Down the graffiti trail with Bengalurus Banksy

This edition features an artist whose work with colours knows no bounds.

To a child, the world is a canvas. Scarcely a centimetre of the walls at home is spared the creative efforts of a toddler with a crayon – the inevitable scolding that followed always seemed a reasonable price to pay! Our inhibitions overwhelm us over time and these creative outpourings dwindle until they are mere memories – until now. This is your chance to unleash your inner brat, whip out those crayons and give free rein to your imagination. Only this time, your work will no longer be confined to your home – they will be part of Stories of the Street, the latest public art initiative doing the rounds in Bengaluru. Stories of the Street (SoS) will turn the city walls into an experimental canvas for artists everywhere. This edition features an artist whose work with colours knows no bounds.

Shunnal Ligade might not be a household name just yet, but it’s quite likely that you will recognise his work. His creations dot the city walls: does the portrait that keeps you company over lunch at Biggie ring a bell? How about the bulbous man in blue playing a piano at Barebones, or the golden spectacles that adorn the woman at Gilly’s? It’s all part of his philosophy: Shunnal believes in painting till he drops, on anything he can lay his hands on.

The self-professed ‘bathroom painter’ will customise the walls of your washroom, cafe or the streets down which you walk.

As a child, Shunnal was always painting, with a penchant for picking up old things that lay around the house and turning them into something new. His proclivity for Mathematics led him to believe he would be a Chartered Accountant one day, a short-lived dream, as it turns out.

He was still a PUC student when he realised that his academic compulsions were a bore; things got so bad that Shunnal approached his father with his plan to drop out of college altogether. “Making a career out of art or graffiti didn’t strike me at once. It took me time to figure out where I belonged. I have been around, speaking to artists and understanding different art forms. That’s my word of advice to other artists, too: Take your time to learn, don’t pressurise yourself.”

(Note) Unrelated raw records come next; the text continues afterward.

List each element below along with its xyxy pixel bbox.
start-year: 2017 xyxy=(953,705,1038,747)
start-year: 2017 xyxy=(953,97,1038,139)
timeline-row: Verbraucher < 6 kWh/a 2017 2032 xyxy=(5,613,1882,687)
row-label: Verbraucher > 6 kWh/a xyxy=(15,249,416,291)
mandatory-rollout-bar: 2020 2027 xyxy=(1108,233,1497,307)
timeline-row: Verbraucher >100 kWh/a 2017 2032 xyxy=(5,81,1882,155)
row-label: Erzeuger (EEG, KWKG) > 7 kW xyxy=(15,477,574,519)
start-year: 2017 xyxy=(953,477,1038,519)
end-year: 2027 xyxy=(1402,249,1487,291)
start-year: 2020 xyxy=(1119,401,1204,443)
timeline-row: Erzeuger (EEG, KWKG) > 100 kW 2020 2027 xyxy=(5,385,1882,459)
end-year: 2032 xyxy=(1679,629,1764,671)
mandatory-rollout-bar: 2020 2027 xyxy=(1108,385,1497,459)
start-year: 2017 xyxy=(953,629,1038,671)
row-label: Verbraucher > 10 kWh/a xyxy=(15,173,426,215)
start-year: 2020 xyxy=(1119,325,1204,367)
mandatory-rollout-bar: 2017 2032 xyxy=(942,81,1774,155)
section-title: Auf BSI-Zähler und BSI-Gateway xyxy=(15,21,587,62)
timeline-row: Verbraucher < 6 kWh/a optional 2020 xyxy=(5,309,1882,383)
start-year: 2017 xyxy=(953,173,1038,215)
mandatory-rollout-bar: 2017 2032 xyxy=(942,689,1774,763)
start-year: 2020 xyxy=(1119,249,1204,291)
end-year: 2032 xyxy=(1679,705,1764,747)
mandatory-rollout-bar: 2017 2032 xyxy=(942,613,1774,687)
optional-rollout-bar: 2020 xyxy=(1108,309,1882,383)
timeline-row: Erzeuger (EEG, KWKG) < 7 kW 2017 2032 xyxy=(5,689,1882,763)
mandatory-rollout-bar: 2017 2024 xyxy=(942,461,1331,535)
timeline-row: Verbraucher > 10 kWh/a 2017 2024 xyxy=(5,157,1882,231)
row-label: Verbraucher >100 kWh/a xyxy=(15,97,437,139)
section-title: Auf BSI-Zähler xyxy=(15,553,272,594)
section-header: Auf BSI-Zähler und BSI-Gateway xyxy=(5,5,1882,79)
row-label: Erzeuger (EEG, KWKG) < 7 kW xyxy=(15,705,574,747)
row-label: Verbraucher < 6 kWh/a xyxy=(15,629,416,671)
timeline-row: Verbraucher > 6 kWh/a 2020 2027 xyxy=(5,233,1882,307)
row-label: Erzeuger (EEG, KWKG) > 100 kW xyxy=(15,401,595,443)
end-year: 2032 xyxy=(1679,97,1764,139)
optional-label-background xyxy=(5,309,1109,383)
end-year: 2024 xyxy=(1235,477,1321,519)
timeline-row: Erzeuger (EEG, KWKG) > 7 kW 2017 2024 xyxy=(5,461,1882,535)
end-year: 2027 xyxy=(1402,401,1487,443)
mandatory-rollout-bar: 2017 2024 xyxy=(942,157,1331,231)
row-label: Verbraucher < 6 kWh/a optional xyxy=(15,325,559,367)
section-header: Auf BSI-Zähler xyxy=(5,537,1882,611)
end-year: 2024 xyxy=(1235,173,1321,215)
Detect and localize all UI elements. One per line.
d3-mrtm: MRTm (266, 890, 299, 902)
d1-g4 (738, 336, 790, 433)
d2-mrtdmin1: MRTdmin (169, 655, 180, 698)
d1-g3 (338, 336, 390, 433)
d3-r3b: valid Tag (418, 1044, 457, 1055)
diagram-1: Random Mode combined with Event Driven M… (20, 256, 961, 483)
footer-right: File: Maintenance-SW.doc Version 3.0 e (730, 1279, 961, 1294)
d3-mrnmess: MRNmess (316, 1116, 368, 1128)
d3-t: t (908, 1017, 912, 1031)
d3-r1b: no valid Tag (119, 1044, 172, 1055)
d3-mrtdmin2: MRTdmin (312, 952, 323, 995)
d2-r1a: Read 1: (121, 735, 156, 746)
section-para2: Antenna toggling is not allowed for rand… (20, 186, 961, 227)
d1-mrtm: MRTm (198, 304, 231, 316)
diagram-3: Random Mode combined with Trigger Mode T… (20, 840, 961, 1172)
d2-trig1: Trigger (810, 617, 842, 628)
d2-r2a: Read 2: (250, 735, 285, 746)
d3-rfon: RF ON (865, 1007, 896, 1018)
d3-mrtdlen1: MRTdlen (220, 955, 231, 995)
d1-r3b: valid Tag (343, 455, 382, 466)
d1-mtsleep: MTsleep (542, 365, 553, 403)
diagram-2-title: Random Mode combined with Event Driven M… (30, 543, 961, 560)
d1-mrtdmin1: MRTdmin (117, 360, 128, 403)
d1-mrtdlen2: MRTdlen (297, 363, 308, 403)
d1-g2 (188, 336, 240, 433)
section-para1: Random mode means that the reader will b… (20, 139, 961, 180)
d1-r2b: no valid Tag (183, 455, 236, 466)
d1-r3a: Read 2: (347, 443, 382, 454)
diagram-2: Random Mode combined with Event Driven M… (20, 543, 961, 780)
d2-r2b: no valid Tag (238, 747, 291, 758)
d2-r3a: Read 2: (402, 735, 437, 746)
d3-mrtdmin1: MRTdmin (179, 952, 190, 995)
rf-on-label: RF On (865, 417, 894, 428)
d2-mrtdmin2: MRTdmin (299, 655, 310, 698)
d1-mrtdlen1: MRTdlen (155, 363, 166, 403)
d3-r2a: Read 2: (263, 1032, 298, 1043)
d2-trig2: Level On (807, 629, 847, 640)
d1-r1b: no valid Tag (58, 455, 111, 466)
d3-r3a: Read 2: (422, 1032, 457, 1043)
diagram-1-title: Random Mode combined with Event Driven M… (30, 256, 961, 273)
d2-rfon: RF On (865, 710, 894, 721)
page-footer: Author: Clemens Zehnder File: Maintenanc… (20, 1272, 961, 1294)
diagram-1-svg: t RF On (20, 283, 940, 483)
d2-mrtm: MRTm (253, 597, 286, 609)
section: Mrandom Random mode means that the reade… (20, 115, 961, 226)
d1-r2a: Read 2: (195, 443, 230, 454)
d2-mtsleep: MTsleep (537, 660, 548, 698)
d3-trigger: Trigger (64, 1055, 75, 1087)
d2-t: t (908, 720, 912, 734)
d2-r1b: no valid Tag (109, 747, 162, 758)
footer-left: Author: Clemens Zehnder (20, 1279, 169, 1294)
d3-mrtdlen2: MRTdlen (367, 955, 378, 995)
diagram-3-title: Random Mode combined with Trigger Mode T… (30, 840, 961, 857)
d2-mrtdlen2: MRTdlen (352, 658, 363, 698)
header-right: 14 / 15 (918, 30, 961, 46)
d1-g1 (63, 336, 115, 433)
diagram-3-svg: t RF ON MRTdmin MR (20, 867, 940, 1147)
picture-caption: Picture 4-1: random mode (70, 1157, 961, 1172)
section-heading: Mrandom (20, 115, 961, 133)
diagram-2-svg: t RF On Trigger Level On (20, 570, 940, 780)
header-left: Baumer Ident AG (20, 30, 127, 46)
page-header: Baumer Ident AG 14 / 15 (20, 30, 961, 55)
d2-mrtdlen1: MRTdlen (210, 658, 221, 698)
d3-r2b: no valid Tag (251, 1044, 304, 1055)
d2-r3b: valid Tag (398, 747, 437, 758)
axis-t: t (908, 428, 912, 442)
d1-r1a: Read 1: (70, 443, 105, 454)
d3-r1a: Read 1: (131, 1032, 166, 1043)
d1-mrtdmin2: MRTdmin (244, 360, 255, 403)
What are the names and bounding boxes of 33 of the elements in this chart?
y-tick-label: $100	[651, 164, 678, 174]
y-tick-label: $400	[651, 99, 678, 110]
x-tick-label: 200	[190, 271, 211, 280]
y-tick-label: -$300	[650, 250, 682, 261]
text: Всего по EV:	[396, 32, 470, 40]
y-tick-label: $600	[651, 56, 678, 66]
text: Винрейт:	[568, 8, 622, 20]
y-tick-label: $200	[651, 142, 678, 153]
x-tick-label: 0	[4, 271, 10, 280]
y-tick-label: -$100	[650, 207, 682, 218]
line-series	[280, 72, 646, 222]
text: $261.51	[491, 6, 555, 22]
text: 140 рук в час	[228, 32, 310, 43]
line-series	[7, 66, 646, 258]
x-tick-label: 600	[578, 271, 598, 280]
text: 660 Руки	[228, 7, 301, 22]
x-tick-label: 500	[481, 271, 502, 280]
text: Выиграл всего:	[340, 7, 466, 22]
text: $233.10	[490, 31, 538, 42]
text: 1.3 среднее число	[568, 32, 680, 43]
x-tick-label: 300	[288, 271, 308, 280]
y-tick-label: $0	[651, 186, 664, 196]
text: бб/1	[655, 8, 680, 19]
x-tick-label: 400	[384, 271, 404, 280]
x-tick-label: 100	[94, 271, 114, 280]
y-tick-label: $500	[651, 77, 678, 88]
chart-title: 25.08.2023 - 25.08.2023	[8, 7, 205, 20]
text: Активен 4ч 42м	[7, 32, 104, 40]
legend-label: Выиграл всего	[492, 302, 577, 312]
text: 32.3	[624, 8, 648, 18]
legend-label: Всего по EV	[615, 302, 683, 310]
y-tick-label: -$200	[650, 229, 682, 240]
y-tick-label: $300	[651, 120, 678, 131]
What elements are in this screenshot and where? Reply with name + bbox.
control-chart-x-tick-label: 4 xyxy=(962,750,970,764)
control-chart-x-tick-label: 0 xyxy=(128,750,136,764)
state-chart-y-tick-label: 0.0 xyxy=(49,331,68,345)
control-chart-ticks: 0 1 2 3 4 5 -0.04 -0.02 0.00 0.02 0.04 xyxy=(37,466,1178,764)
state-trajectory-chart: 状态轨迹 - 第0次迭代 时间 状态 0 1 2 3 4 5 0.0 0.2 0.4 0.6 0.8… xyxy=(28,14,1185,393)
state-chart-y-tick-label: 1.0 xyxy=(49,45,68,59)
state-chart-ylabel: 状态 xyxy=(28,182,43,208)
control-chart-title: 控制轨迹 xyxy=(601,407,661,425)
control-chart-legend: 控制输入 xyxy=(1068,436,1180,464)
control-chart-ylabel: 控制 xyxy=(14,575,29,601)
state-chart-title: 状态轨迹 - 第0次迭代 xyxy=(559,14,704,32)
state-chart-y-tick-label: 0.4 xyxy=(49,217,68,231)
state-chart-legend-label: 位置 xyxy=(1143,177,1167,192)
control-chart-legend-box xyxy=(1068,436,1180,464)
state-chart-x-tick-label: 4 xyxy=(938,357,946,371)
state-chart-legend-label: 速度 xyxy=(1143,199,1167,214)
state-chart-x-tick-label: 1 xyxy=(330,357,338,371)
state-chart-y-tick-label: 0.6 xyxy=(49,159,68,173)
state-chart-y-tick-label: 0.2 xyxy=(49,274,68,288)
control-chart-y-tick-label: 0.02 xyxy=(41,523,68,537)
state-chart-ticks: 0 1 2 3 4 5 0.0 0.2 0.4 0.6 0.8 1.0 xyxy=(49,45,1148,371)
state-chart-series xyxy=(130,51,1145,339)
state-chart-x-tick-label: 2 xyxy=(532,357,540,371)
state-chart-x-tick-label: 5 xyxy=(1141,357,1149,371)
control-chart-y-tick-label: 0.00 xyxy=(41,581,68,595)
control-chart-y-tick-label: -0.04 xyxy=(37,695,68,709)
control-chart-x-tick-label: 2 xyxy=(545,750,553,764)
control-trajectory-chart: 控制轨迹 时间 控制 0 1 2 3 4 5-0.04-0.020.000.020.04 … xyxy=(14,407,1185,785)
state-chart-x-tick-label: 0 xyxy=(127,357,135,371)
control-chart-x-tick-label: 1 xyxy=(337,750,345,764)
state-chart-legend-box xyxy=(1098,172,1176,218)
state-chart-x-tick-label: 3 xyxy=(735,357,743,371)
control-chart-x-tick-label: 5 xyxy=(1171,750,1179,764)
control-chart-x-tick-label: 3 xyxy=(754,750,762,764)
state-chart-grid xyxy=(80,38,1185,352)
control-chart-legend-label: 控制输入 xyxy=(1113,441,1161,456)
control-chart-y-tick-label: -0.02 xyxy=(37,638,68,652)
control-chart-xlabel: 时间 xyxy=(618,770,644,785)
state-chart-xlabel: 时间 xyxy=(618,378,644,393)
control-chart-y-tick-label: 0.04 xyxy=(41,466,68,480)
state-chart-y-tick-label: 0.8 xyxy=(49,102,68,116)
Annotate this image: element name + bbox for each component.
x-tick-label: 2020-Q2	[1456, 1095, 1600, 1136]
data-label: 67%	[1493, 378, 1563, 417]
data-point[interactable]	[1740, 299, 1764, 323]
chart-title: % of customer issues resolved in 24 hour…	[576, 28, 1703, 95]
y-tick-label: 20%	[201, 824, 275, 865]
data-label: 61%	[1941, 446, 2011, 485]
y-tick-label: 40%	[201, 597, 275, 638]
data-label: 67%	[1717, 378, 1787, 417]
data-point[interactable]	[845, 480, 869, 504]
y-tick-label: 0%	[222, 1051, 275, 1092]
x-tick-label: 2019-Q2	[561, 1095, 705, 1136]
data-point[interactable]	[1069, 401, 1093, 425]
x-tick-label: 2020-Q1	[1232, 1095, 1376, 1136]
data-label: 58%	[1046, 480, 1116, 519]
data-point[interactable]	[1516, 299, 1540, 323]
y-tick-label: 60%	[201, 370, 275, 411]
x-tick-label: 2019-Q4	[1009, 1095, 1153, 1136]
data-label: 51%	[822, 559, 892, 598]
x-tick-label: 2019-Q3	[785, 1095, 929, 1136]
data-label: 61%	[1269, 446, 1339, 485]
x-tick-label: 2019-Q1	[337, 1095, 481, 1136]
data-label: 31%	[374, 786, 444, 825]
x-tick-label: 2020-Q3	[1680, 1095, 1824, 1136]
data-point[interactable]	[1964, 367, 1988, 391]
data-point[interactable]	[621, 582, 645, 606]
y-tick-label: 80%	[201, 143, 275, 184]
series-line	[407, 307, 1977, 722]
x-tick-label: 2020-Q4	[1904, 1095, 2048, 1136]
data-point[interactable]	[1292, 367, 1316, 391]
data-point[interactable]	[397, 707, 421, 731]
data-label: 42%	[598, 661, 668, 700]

He never could reconcile himself to the idea of art being confined to a gallery or a traditional canvas: the streets are his playground and Bengaluru, his inspiration. “Streets are more real. They are free. You can create any art that appeals to you: a message in writing, a drawing of a face, an abstract pattern – anything.” This love for graffiti opened up a vista of new urban experiences: He has travelled to Sri Lanka, Nepal and a host of other places to check out street art.

You can recognise his work through the trademark peace sign or a set of eyes. The former is a symbol of the calm that art provides, he explains. The latter is a tongue-in-cheek nod to cops, who constantly prowl the streets in search of creative renegades like Shunnal! He sneaks out onto the streets in the dead of night and generously proffers a tip: “A female companion and a Gandhi stencil will help you a great deal when the cops arrive!”

Shunnal has painted on everything he can lay his hands on, from helmets to walls and is constantly striving to learn new mediums like sculpting and wood texturing. At SoS, he welcomes artists across mediums. “Always remember who you are and where you come from and never stop painting,” says Shunnal as he takes his leave and heads off towards his newest canvas.

The exhibition is on at Church Street Social, NUMA Building, Church Street, in Bengaluru.